Entities regulated by RBI,such as banks, non-banking finance companies (NBFCs), payment system providers (PSPs) and prepaid payment instrument issuers (PPI Issuer) have been instructed to formulate a KYC policy which shall include a customer acceptance policy, risk management strategies, procedure for customer identification and means to monitor transaction of customers.
“Regulated entities (REs) have to ensure that no account is opened where the RE is unable to apply appropriate customer due diligence (CDD) measures, either due to non-cooperation of the customer or non-reliability of the documents/information furnished by the customer,” said RBI.
However, these entities have to be careful that additional information is obtained with the explicit consent of the customer. Also, “if an existing KYC compliant customer of a RE desires to open another account with the same RE, there shall be no need for a fresh CDD exercise.”
Customers shall be categorised as low, medium and high risk category, based on the assessment and risk perception of the RE, “provided that various other information collected from different categories of customers relating to the perceived risk, is non-intrusive and the same is specified in the KYC policy,” it said.
According to RBI, the norms have been revised because the government had amended laws on prevention of money laundering in June last year . However, it’s not clear when the new guidelines would come into force.
“This will make KYC process easy and cost effective for banks. It will make bank account opening easy and convenient for the people in a hassle free manner with Aadhaar based eKYC,”said a person familiar with the development.

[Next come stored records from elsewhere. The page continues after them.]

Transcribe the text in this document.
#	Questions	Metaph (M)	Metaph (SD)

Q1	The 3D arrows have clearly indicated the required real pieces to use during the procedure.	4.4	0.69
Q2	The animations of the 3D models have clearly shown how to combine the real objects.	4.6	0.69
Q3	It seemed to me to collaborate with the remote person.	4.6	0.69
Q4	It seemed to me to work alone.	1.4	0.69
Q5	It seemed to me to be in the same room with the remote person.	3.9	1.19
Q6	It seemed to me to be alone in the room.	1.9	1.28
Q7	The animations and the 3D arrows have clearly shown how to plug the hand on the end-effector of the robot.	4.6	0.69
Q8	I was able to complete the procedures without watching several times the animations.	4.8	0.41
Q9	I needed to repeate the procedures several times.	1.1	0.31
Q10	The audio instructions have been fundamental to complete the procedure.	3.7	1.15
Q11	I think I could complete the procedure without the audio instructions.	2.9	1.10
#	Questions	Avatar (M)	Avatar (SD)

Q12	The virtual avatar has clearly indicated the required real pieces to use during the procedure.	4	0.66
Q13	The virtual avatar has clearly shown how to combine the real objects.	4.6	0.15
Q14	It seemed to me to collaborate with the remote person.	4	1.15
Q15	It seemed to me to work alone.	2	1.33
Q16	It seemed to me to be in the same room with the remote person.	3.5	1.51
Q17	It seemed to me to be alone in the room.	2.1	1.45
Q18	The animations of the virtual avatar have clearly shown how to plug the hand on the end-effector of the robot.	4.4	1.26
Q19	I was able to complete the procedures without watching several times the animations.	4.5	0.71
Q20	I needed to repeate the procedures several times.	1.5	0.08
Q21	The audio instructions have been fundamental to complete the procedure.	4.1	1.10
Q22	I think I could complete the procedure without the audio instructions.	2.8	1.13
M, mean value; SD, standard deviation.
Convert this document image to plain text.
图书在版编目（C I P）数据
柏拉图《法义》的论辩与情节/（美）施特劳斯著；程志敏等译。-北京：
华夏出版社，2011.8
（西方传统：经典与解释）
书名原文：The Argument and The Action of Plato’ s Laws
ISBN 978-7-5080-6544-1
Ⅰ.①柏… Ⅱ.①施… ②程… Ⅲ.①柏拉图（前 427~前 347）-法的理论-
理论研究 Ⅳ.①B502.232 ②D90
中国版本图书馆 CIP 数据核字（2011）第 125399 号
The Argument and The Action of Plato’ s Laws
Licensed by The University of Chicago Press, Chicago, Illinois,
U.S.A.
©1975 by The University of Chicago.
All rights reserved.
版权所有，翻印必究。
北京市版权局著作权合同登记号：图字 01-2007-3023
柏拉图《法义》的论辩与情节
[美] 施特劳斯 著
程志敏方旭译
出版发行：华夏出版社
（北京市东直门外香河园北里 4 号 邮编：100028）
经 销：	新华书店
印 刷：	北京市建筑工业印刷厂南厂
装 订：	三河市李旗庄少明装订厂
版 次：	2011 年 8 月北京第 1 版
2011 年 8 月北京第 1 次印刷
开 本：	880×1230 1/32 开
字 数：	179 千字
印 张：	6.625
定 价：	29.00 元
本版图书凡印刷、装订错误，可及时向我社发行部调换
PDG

“There is no benefit to anyone from using Aadhaar for KYC rather than PAN, which itself is required to be linked to Aadhaar. Identity fraud (where there is no collusion) can be prevented by using SMS-based OTP. Whereas identity fraud where there is collusion of the PAN/Aadhaar holder cannot be prevented in either case,”said Bengaluru-based Pranesh Prakash, an affiliated fellow with the Yale Law School’s Information Society Project that works on issues related to the intersection of law, technology and society.